Chart Updating
Article

Chart Updating

By Roosmarijn Haring

 

Safety of navigation is essential for the protection of lives and the environment. This is the basic premise of the United Nations (1974) proclamation entitled SOLAS (Safety of Life at Sea). Shipping accidents, groundings and collisions will be minimised by the new regulation recently approved by the Maritime Safety Committee (MSC) of the United Nations International Maritime
Organisation (IMO). Incidents will be greatly reduced thanks to the regulation, making mandatory the use of electronic navigation charts (ENC) and equipment needed to display this and other pertinent information in an ECDIS (Electronic Chart Display and Information System). This month we fill you in on the details of quality assurance and quality control during the compilation and creation of ENCs. Few charting processes are as exacting as those involved in assuring that all data displayed is complete and faultless in every detail. Much as in the creation of the paper chart, high levels of accuracy and completeness are required. The feature on page 13 guides you through the complex life-cycle of an ENC.

 

Unfortunately, navigation and nautical charting does sometimes go awry and lead to shipping accidents. This month we include two relevant tales of grounding, each offering lessons to be learnt. One dates back to 1979, the other is more recent, from 2004. The first, the grounding of the M/V Star Opal in Canadian coastal waters, had nothing to do with a lack of modern ENCs and ECDIS equipment. The author describes how it was caused by basic human error, incorrect placement of navigational aids and a failure to update inaccurate or incomplete lead-line surveys. The Canadian coastal pilot involved should have been aware of the dangerous shoal published in a notice to mariners and disseminated to the maritime community. He was, however, unaware of this, and thus negligent, as was the captain and his shipping agent. And the Canadian coast guard, who had not changed the buoyage in the channel. In the case of the grounding of the M/V Rocknes in Norwegian coastal waters, the big question is whether it was due to navigational error or out-of date charts. An immediate investigation by the Norwegian Coastal Administration cleared the pilots of responsibility. However, financial claims led to the ‘Rocknes' case being reopened last February. At the time of going to press, a verdict had not yet been passed.

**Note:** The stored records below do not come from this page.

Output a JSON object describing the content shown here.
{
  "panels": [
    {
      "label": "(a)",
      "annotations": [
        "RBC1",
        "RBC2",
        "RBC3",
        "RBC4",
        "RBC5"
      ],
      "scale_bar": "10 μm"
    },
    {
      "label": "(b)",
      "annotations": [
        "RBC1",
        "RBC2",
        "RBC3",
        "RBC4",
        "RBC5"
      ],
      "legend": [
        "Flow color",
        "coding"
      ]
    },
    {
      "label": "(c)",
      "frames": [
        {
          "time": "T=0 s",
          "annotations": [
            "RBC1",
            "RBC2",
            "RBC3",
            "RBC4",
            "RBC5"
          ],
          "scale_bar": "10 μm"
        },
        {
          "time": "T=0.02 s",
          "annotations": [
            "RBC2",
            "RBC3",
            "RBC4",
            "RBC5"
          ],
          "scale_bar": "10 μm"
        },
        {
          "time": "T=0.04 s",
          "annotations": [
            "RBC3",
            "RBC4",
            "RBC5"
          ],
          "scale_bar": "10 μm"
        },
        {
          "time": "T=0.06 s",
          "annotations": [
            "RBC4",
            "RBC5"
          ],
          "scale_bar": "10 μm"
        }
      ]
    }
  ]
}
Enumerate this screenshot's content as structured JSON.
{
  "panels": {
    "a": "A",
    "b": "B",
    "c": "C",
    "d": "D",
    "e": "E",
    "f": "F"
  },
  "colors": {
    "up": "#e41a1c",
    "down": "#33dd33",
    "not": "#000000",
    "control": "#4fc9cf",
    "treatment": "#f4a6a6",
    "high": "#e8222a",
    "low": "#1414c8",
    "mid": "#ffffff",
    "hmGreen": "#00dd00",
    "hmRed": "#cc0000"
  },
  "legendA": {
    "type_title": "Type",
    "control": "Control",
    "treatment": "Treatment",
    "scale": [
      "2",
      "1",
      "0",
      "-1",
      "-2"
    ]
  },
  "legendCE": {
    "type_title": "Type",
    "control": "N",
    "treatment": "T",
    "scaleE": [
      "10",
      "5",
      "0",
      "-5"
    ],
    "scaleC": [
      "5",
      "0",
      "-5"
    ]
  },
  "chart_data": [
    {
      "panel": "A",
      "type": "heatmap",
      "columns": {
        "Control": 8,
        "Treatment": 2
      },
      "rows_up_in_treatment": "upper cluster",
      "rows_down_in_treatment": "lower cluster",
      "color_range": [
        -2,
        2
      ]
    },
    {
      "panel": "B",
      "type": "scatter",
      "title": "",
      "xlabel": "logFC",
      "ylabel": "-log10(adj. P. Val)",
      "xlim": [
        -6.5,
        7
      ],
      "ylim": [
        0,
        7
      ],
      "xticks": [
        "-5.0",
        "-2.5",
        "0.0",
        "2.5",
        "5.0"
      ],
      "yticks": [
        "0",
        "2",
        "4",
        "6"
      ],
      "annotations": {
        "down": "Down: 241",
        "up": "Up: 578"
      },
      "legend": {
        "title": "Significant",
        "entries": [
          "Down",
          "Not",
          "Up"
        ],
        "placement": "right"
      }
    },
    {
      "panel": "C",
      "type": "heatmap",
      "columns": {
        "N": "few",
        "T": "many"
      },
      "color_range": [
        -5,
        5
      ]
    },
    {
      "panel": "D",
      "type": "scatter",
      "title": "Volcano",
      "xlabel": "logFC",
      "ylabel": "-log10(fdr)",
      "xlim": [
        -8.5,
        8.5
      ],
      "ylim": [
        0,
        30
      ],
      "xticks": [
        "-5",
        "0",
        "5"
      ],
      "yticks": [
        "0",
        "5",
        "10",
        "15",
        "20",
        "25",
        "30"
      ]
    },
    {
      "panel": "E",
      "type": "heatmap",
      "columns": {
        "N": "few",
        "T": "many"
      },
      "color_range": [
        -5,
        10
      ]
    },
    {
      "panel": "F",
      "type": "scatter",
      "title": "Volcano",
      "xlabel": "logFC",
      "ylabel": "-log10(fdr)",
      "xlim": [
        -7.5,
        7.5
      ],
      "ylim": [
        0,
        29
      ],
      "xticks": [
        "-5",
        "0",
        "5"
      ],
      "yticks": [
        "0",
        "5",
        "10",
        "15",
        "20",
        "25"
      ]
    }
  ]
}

It is expected in mid-March.

 

Without wanting to spoil your read, and not yet knowing the outcome of the ‘Rocknes' case, I do want to emphasis the differences between these two stories. Whereas the Canadian Hydrographic Service had good fortune on its side, the Norwegian Hydrographic Service may not be so lucky. The heavily used channel in Canadian waters had been resurveyed after fifty-five long years, finding a shoal just 150 days prior to the accident. The Canadian Hydrographic Service missed being found guilty of negligence by a few months! In the Norwegian case, the police in the aftermath of the accident placed blame on the Norwegian Hydrographic Service for failing to include the newly found shoal in its nautical publications. Read and judge for yourself. We hope to bring you the outcome in the ‘Rocknes' case in our next issue.